The Modern Day Love Triangle: You, Me and Technology

Don’t get me wrong, technology is a brilliant tool, but it has also become a subtle intruder in our most sacred spaces. Ever noticed couples sitting across from each other in a café, not making eye contact, just scrolling silently? Or found yourself lying in bed with your spouse, not talking, just sending each other memes from three feet away? Don’t feel bad. I can relate, I’ve been there. Like most couples, my heart’s desire is to feel connected to my husband, but I often find myself stuck in patterns of disconnection or quiet avoidance.

Researchers call it “technoference”, the everyday interruptions that happen when digital devices distract us from the people right in front of us.

And it’s been consistently linked to lower relationship satisfaction, reduced intimacy, and more frequent conflict. Even the simple presence of a phone, face down on the table, can shift the tone of a conversation. Studies have shown that when a phone is visible, people feel less empathy from their partner and report a lower sense of connection. It’s not just about what we’re doing on our devices, it’s what we’re missing when we’re on them.

According to relationship experts John and Julie Gottman, it’s not the grand gestures that make a relationship strong, it’s the little things. The subtle moments. The everyday “bids for connection.”

A bid might look like a passing comment, a glance, a question, or even a shared meme. It’s one partner reaching out emotionally, hoping the other will notice and respond.

Here’s what’s powerful: in thriving relationships, partners turn toward these bids 86% of the time. That means they notice, they respond, they engage. In relationships that are struggling? That number drops to just 33%.

And here’s where it gets real, every time we miss a bid, especially because we’re glued to a screen, we send a quiet message: I don’t see you. I’m not with you.

Over time, those missed moments start to add up. They chip away at the trust, closeness, and warmth we’re all longing for.

Because love isn’t built in the big, dramatic scenes. It’s built in the micro-moments, if we’re paying attention.

Secure adult relationships thrive on one essential ingredient: emotional attunement, the felt experience of being seen, heard, and truly valued. But when our attention is constantly split between our partner and a screen, that sense of connection quietly crumbles.

Recent studies show that when someone feels like their partner is always on their phone, it doesn’t just annoy them, it can lower commitment and spark anxiety in the relationship.

It’s not just about screen time; it’s about presence. Are we actually with each other, or just physically nearby?We tell ourselves we’re multitasking love. But the truth? We might be starving it.

A Relationship Reboot: Four Practical Shifts

Here are four intentional steps couples can take to strengthen their connection in a digital age:

1. Presence Over Performance

Not every moment needs to be captured, posted, or performed.

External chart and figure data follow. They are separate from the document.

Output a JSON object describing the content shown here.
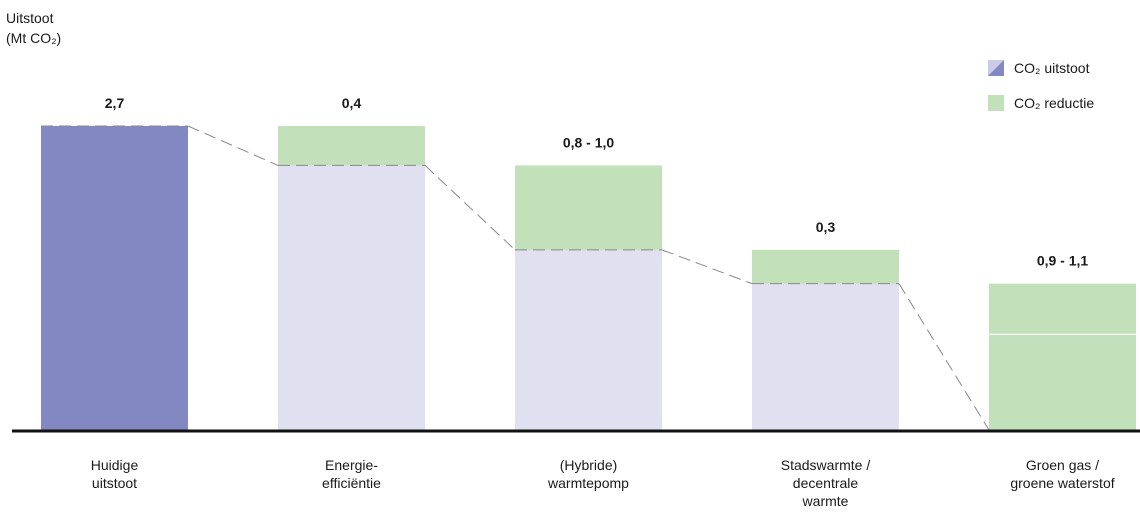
{
  "chart_data": {
    "type": "bar",
    "ylabel_lines": [
      "Uitstoot",
      "(Mt CO₂)"
    ],
    "legend": [
      {
        "label": "CO₂ uitstoot",
        "color": "#8388c2",
        "key": "emission"
      },
      {
        "label": "CO₂ reductie",
        "color": "#c2e0b9",
        "key": "reduction"
      }
    ],
    "ylim": [
      0,
      2.7
    ],
    "bars": [
      {
        "category": [
          "Huidige",
          "uitstoot"
        ],
        "label": "2,7",
        "kind": "emission",
        "base": 0,
        "top": 2.7
      },
      {
        "category": [
          "Energie-",
          "efficiëntie"
        ],
        "label": "0,4",
        "kind": "reduction",
        "base": 2.35,
        "top": 2.7
      },
      {
        "category": [
          "(Hybride)",
          "warmtepomp"
        ],
        "label": "0,8 - 1,0",
        "kind": "reduction",
        "base": 1.6,
        "top": 2.35
      },
      {
        "category": [
          "Stadswarmte /",
          "decentrale",
          "warmte"
        ],
        "label": "0,3",
        "kind": "reduction",
        "base": 1.3,
        "top": 1.6
      },
      {
        "category": [
          "Groen gas /",
          "groene waterstof"
        ],
        "label": "0,9 - 1,1",
        "kind": "reduction",
        "base": 0,
        "top": 1.3,
        "range_split": 0.85
      }
    ],
    "colors": {
      "emission": "#8388c2",
      "remaining": "#e0e0f0",
      "reduction": "#c2e0b9",
      "axis": "#111111",
      "connector": "#888888"
    }
  }
}
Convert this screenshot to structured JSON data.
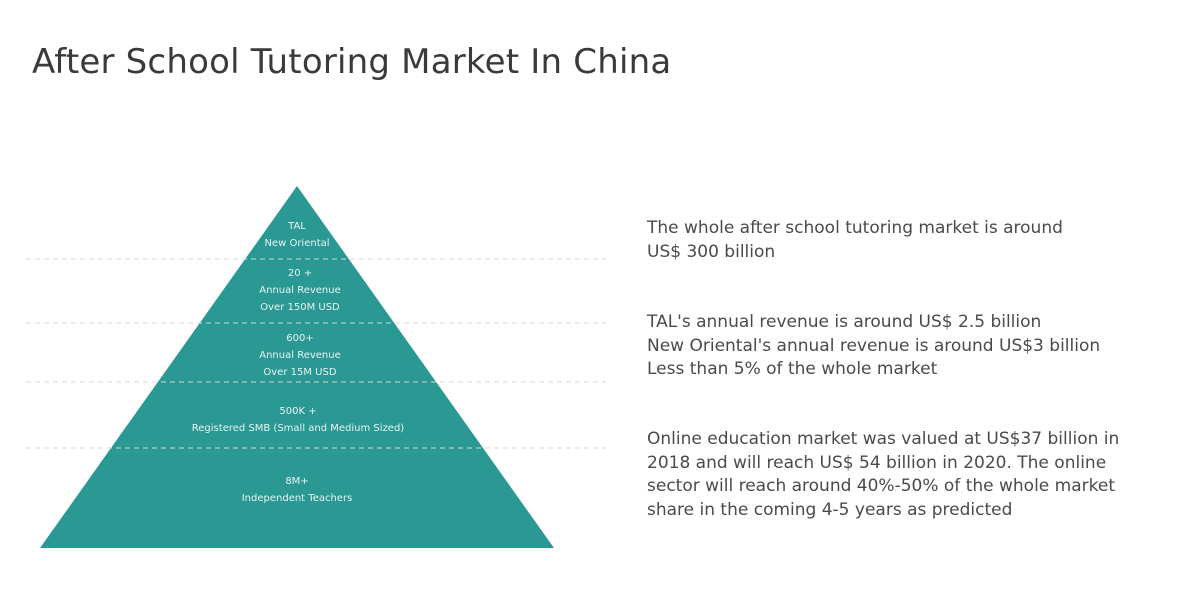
{
  "title": "After School Tutoring Market In China",
  "colors": {
    "pyramid_fill": "#2a9893",
    "divider": "#d9d9d9",
    "label_text": "#e8f4f3",
    "note_text": "#4a4a4a"
  },
  "pyramid": {
    "tiers": [
      {
        "lines": [
          "TAL",
          "New Oriental"
        ]
      },
      {
        "lines": [
          "20 +",
          "Annual Revenue",
          "Over 150M USD"
        ]
      },
      {
        "lines": [
          "600+",
          "Annual Revenue",
          "Over 15M USD"
        ]
      },
      {
        "lines": [
          "500K +",
          "Registered SMB (Small and Medium Sized)"
        ]
      },
      {
        "lines": [
          "8M+",
          "Independent  Teachers"
        ]
      }
    ]
  },
  "notes": [
    {
      "lines": [
        "The whole after school tutoring market is around",
        "US$ 300 billion"
      ]
    },
    {
      "lines": [
        "TAL's  annual revenue is around US$ 2.5 billion",
        "New Oriental's annual revenue is around US$3 billion",
        "Less than 5% of the whole market"
      ]
    },
    {
      "lines": [
        "Online education market was valued at US$37 billion in",
        "2018 and will reach US$ 54 billion in 2020. The online",
        "sector will reach around 40%-50% of the whole market",
        "share in the coming 4-5 years as predicted"
      ]
    }
  ]
}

Some of the most sacred, meaningful memories are the ones no one else sees—just the two of you, fully present.

It’s easy to be near each other without really being with each other. But love grows in those quiet, ordinary moments where attention becomes affection.

Try this: the 10-10-10 rule.
→ Spend the first 10 minutes after work truly reconnecting—no phones, no distractions.
→ Share the last 10 minutes before bed in conversation, prayer, or stillness together.
→ Set aside 10 screen-free minutes during dinner to simply be with each other.

These small moments might not make it to your feed—but they’ll make it into your foundation.

2. Create Phone-Free Zones

Try carving out sacred spaces in your day, places where phones don’t belong. Maybe it’s the dinner table, the bedroom, or date nights. These screen-free zones become holy ground for eye contact, belly laughs, and real connection. It might sound simple, but research backs it up. Couples who intentionally unplug during key moments report feeling more satisfied in their relationship, with fewer arguments and deeper emotional safety.Because sometimes the best way to say I love you is to put the phone down, and be fully present.

3. Answer the Bids

Start paying attention to the little cues, “Did you see this?” or “I had the weirdest day.” These aren’t just throwaway comments… they’re gentle bids for connection. Invitations to step into your partner’s world, even just for a moment.

4. Weekly Check-Ins

Take a moment each week, just the two of you, no distractions, to check in on us. Not the calendar, not the to-do list… just the heart space between you.

Ask things like:
How connected do you feel to me right now?
Was there anything I did—or didn’t do—that made you feel distant this week?
What’s one thing I can do to support you better this week?

These aren’t just nice questions. They’re invitations, into safety, into vulnerability, into real intimacy.

In a world full of endless pings, scrolls, and distractions, real connection takes intention.

Your relationship doesn’t need more highlight reels or perfectly curated content—it needs meaningful contact. Eye contact. Linger-a-little-longer kind of moments.

Because love doesn’t grow on autopilot. It grows in the small, ordinary pauses. The ones where you choose presence over performance.

So maybe it’s time to ditch the third wheel (yes, the phone) and offer your partner something even better than a text reply: your full, undivided attention.

That’s where connection lives. That’s where love deepens.